Jared Kushner Under Ethics Investigation (AGAIN)

At what point will the Trump administration say nepotism isn’t worth it and realize Jared Kushner is a liability?

From the beginning, President Trump’s son-in-law has shown himself to be ethically challenged.

Kushner has had multiple do-overs on his security clearance paperwork. He keeps “forgetting” things, like foreign contacts and monies.

He’s also been a voracious consumer of the president’s top secret briefings. In fact, sources say that he’s requested to view more classified documents than anyone else in the White House, even that outside of his own duties.

That wasn’t a problem, given all that Trump has decided to give his favored child’s spouse authority over. Unfortunately, intercepted communications revealed officials from several foreign nations – China, Mexico, Israel, and the United Arab Emirates – discussing how to manipulate Kushner, due to the desperate need for funds by his family’s business.

In fact, many foreign officials, it has been reported, only want to talk to Kushner, preferring private meetings, rather than to have someone present with more foreign policy experience.

And let’s face it: When you’ve got foreign leaders boasting that they have a White House senior aide “in their pocket,” that’s not really a good thing.

Kushner’s security clearance was recently busted down from “Top Secret” to “Secret” – a dramatic cut.

Still, for Kushner, those ethics issues won’t just go away.

White House attorney’s are currently looking into a potential problem with several loans made to his family business, after Jared Kushner met with the executives of Apollo Global Management and Citigroup.

Illinois Rep. Raja Krishnamoorthi brought up the potential conflict with the Office of Government Ethics (OGE) about meetings that happened shortly before the multimillion dollar loans.

Apollo loaned $184 million to the Kushner Cos., while Citigroup loaned $325 million to the business, which is run by Kushner’s family.

David Apol, acting director of the Office of Government Ethics, said in a letter obtained by The Wall Street Journal that he spoke with the White House Counsel’s Office about Krishnamoorthi’s concerns.

“I have discussed this matter with the White House Counsel’s Office in order to ensure that they have begun the process of ascertaining the facts necessary to determine whether any law or regulation has been violated and whether any additional procedures are necessary to avoid violations in the future,” Apol wrote.

“During that discussion, the White House informed me that they had already begun this process. I have asked the White House to inform me of the results of that process,” Apol added.

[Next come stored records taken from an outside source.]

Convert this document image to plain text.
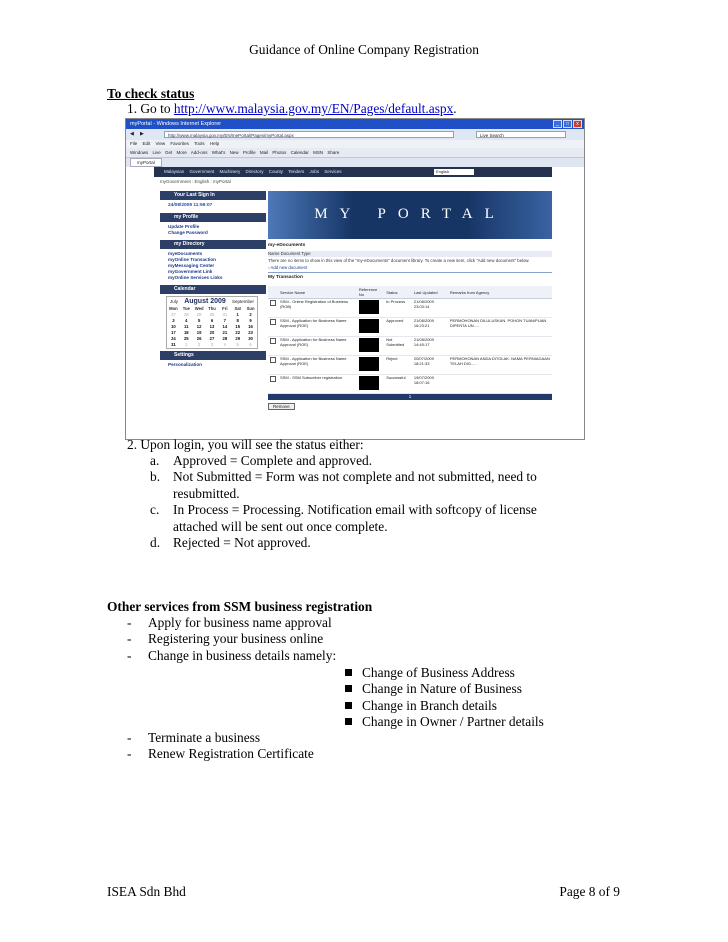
Guidance of Online Company Registration
To check status
1. Go to http://www.malaysia.gov.my/EN/Pages/default.aspx.
myPortal - Windows Internet Explorer	_	□	x
◀ ▶	http://www.malaysia.gov.my/EN/mePortal/Pages/myPortal.aspx	Live Search
File Edit View Favorites Tools Help
Windows Live Get More Add-ons What's New Profile Mail Photos Calendar MSN Share
myPortal
Malaysian Government Machinery Directory County Tenders Jobs Services	English
myGovernment : English : myPortal
Your Last Sign In
24/08/2009 11:59:07
my Profile
Update Profile
Change Password
my Directory
myeDocuments
myOnline Transaction
myMessaging Center
myGovernment Link
myOnline Services Links
Calendar
July August 2009 September
Mon	Tue	Wed	Thu	Fri	Sat	Sun
27	28	29	30	31	1	2
3	4	5	6	7	8	9
10	11	12	13	14	15	16
17	18	19	20	21	22	23
24	25	26	27	28	29	30
31	1	2	3	4	5	6
Settings
Personalization
MY PORTAL
my-eDocuments
Name Document Type
There are no items to show in this view of the "my-eDocuments" document library. To create a new item, click "Add new document" below.
▫ Add new document
My Transaction
	Service Name	Reference No	Status	Last Updated	Remarks from Agency
	SSM - Online Registration of Business (ROB)		In Process	21/08/2009 23:03:14	
	SSM - Application for Business Name Approval (ROE)		Approved	21/08/2009 16:23:21	PERMOHONAN DILULUSKAN. POHON TUAN/PUAN DIPENTA UN.....
	SSM - Application for Business Name Approval (ROE)		Not Submitted	21/08/2009 14:45:17	
	SSM - Application for Business Name Approval (ROE)		Reject	20/07/2009 18:21:33	PERMOHONAN ANDA DITOLAK. NAMA PERNIAGAAN TELAH DIG.....
	SSM - SSM Subscriber registration		Successful	19/07/2009 18:07:16	
1
Remove
2. Upon login, you will see the status either:
a.	Approved = Complete and approved.
b. Not Submitted = Form was not complete and not submitted, need to
resubmitted.
c.	In Process = Processing. Notification email with softcopy of license
attached will be sent out once complete.
d. Rejected = Not approved.
Other services from SSM business registration
- Apply for business name approval
- Registering your business online
- Change in business details namely:
Change of Business Address
Change in Nature of Business
Change in Branch details
Change in Owner / Partner details
- Terminate a business
- Renew Registration Certificate
ISEA Sdn Bhd	Page 8 of 9
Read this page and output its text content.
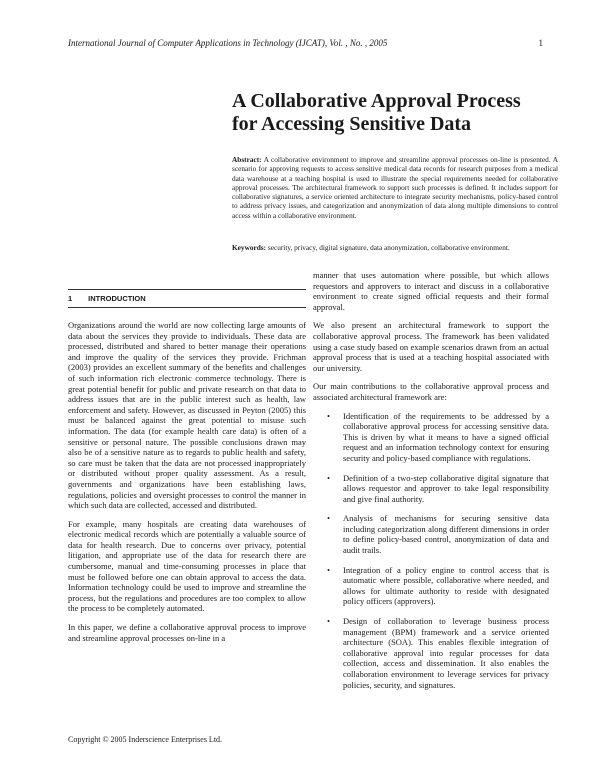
International Journal of Computer Applications in Technology (IJCAT), Vol. , No. , 2005	1
A Collaborative Approval Process
for Accessing Sensitive Data

Abstract: A collaborative environment to improve and streamline approval processes on-line is presented. A scenario for approving requests to access sensitive medical data records for research purposes from a medical data warehouse at a teaching hospital is used to illustrate the special requirements needed for collaborative approval processes. The architectural framework to support such processes is defined. It includes support for collaborative signatures, a service oriented architecture to integrate security mechanisms, policy-based control to address privacy issues, and categorization and anonymization of data along multiple dimensions to control access within a collaborative environment.

Keywords: security, privacy, digital signature, data anonymization, collaborative environment.

1 INTRODUCTION

Organizations around the world are now collecting large amounts of data about the services they provide to individuals. These data are processed, distributed and shared to better manage their operations and improve the quality of the services they provide. Frichman (2003) provides an excellent summary of the benefits and challenges of such information rich electronic commerce technology. There is great potential benefit for public and private research on that data to address issues that are in the public interest such as health, law enforcement and safety. However, as discussed in Peyton (2005) this must be balanced against the great potential to misuse such information. The data (for example health care data) is often of a sensitive or personal nature. The possible conclusions drawn may also be of a sensitive nature as to regards to public health and safety, so care must be taken that the data are not processed inappropriately or distributed without proper quality assessment. As a result, governments and organizations have been establishing laws, regulations, policies and oversight processes to control the manner in which such data are collected, accessed and distributed.

For example, many hospitals are creating data warehouses of electronic medical records which are potentially a valuable source of data for health research. Due to concerns over privacy, potential litigation, and appropriate use of the data for research there are cumbersome, manual and time-consuming processes in place that must be followed before one can obtain approval to access the data. Information technology could be used to improve and streamline the process, but the regulations and procedures are too complex to allow the process to be completely automated.

In this paper, we define a collaborative approval process to improve and streamline approval processes on-line in a

manner that uses automation where possible, but which allows requestors and approvers to interact and discuss in a collaborative environment to create signed official requests and their formal approval.

We also present an architectural framework to support the collaborative approval process. The framework has been validated using a case study based on example scenarios drawn from an actual approval process that is used at a teaching hospital associated with our university.

Our main contributions to the collaborative approval process and associated architectural framework are:

• Identification of the requirements to be addressed by a collaborative approval process for accessing sensitive data. This is driven by what it means to have a signed official request and an information technology context for ensuring security and policy-based compliance with regulations.
• Definition of a two-step collaborative digital signature that allows requestor and approver to take legal responsibility and give final authority.
• Analysis of mechanisms for securing sensitive data including categorization along different dimensions in order to define policy-based control, anonymization of data and audit trails.
• Integration of a policy engine to control access that is automatic where possible, collaborative where needed, and allows for ultimate authority to reside with designated policy officers (approvers).
• Design of collaboration to leverage business process management (BPM) framework and a service oriented architecture (SOA). This enables flexible integration of collaborative approval into regular processes for data collection, access and dissemination. It also enables the collaboration environment to leverage services for privacy policies, security, and signatures.
Copyright © 2005 Inderscience Enterprises Ltd.
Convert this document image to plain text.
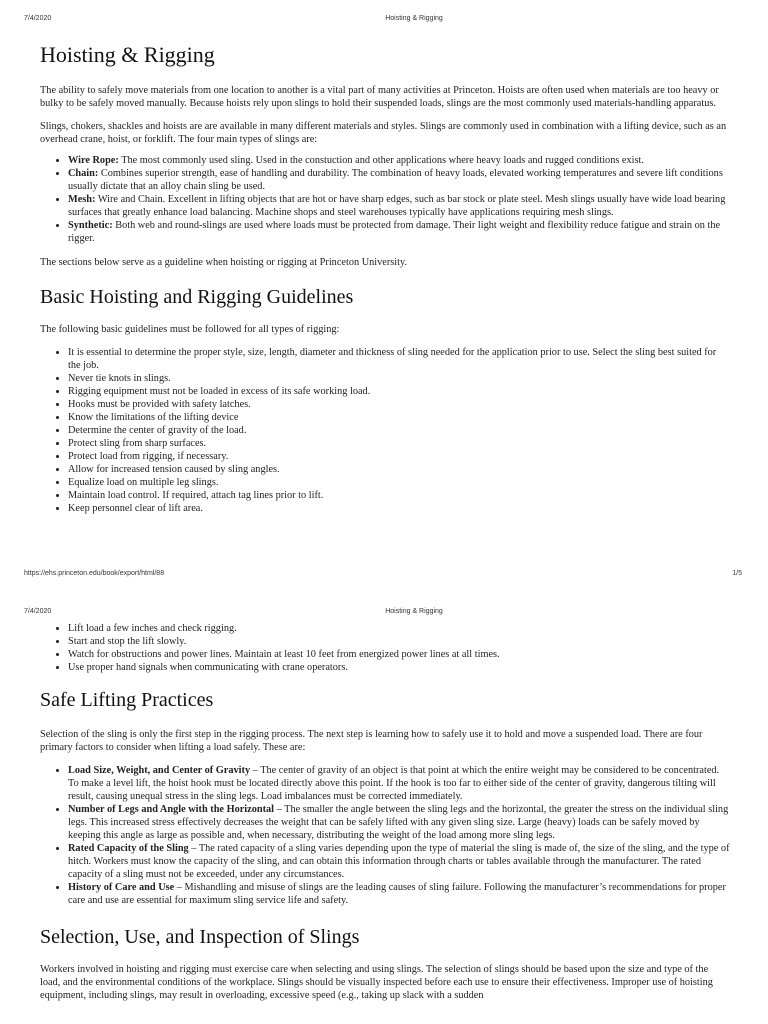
7/4/2020	Hoisting & Rigging
Hoisting & Rigging

The ability to safely move materials from one location to another is a vital part of many activities at Princeton. Hoists are often used when materials are too heavy or bulky to be safely moved manually. Because hoists rely upon slings to hold their suspended loads, slings are the most commonly used materials-handling apparatus.

Slings, chokers, shackles and hoists are are available in many different materials and styles. Slings are commonly used in combination with a lifting device, such as an overhead crane, hoist, or forklift. The four main types of slings are:

• Wire Rope: The most commonly used sling. Used in the constuction and other applications where heavy loads and rugged conditions exist.
• Chain: Combines superior strength, ease of handling and durability. The combination of heavy loads, elevated working temperatures and severe lift conditions usually dictate that an alloy chain sling be used.
• Mesh: Wire and Chain. Excellent in lifting objects that are hot or have sharp edges, such as bar stock or plate steel. Mesh slings usually have wide load bearing surfaces that greatly enhance load balancing. Machine shops and steel warehouses typically have applications requiring mesh slings.
• Synthetic: Both web and round-slings are used where loads must be protected from damage. Their light weight and flexibility reduce fatigue and strain on the rigger.

The sections below serve as a guideline when hoisting or rigging at Princeton University.

Basic Hoisting and Rigging Guidelines

The following basic guidelines must be followed for all types of rigging:

• It is essential to determine the proper style, size, length, diameter and thickness of sling needed for the application prior to use. Select the sling best suited for the job.
• Never tie knots in slings.
• Rigging equipment must not be loaded in excess of its safe working load.
• Hooks must be provided with safety latches.
• Know the limitations of the lifting device
• Determine the center of gravity of the load.
• Protect sling from sharp surfaces.
• Protect load from rigging, if necessary.
• Allow for increased tension caused by sling angles.
• Equalize load on multiple leg slings.
• Maintain load control. If required, attach tag lines prior to lift.
• Keep personnel clear of lift area.
https://ehs.princeton.edu/book/export/html/88	1/5
7/4/2020	Hoisting & Rigging
• Lift load a few inches and check rigging.
• Start and stop the lift slowly.
• Watch for obstructions and power lines. Maintain at least 10 feet from energized power lines at all times.
• Use proper hand signals when communicating with crane operators.
Safe Lifting Practices

Selection of the sling is only the first step in the rigging process. The next step is learning how to safely use it to hold and move a suspended load. There are four primary factors to consider when lifting a load safely. These are:

• Load Size, Weight, and Center of Gravity – The center of gravity of an object is that point at which the entire weight may be considered to be concentrated. To make a level lift, the hoist hook must be located directly above this point. If the hook is too far to either side of the center of gravity, dangerous tilting will result, causing unequal stress in the sling legs. Load imbalances must be corrected immediately.
• Number of Legs and Angle with the Horizontal – The smaller the angle between the sling legs and the horizontal, the greater the stress on the individual sling legs. This increased stress effectively decreases the weight that can be safely lifted with any given sling size. Large (heavy) loads can be safely moved by keeping this angle as large as possible and, when necessary, distributing the weight of the load among more sling legs.
• Rated Capacity of the Sling – The rated capacity of a sling varies depending upon the type of material the sling is made of, the size of the sling, and the type of hitch. Workers must know the capacity of the sling, and can obtain this information through charts or tables available through the manufacturer. The rated capacity of a sling must not be exceeded, under any circumstances.
• History of Care and Use – Mishandling and misuse of slings are the leading causes of sling failure. Following the manufacturer’s recommendations for proper care and use are essential for maximum sling service life and safety.
Selection, Use, and Inspection of Slings

Workers involved in hoisting and rigging must exercise care when selecting and using slings. The selection of slings should be based upon the size and type of the load, and the environmental conditions of the workplace. Slings should be visually inspected before each use to ensure their effectiveness. Improper use of hoisting equipment, including slings, may result in overloading, excessive speed (e.g., taking up slack with a sudden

So White House counsel is already on the job, which sort of indicates to me that Kushner is on their radar. Always.

Spokespersons for both Apollo and Citigroup have waved off concerns, saying there was no connection between the meetings with Kushner and the sudden decision to loan his flailing family business millions of dollars.

So how long?

With nearly every troubling report or scandal that has plagued the Trump White House, it seems Jared Kushner is somewhere in the mix. Other than President Trump’s own penchant for self-destruction and saying far too much at exactly the wrong time, Kushner is a common denominator that can’t be ignored.

Some reports from 2017 are that the president has tried to shoo Kushner and Ivanka back to New York, fearing that Washington life will eventually consume them. Unfortunately, the draw of power and influence has blinded them to their own best interest.

Daddy-in-law’s name and position can only shield Kushner for so long, before he goes too far.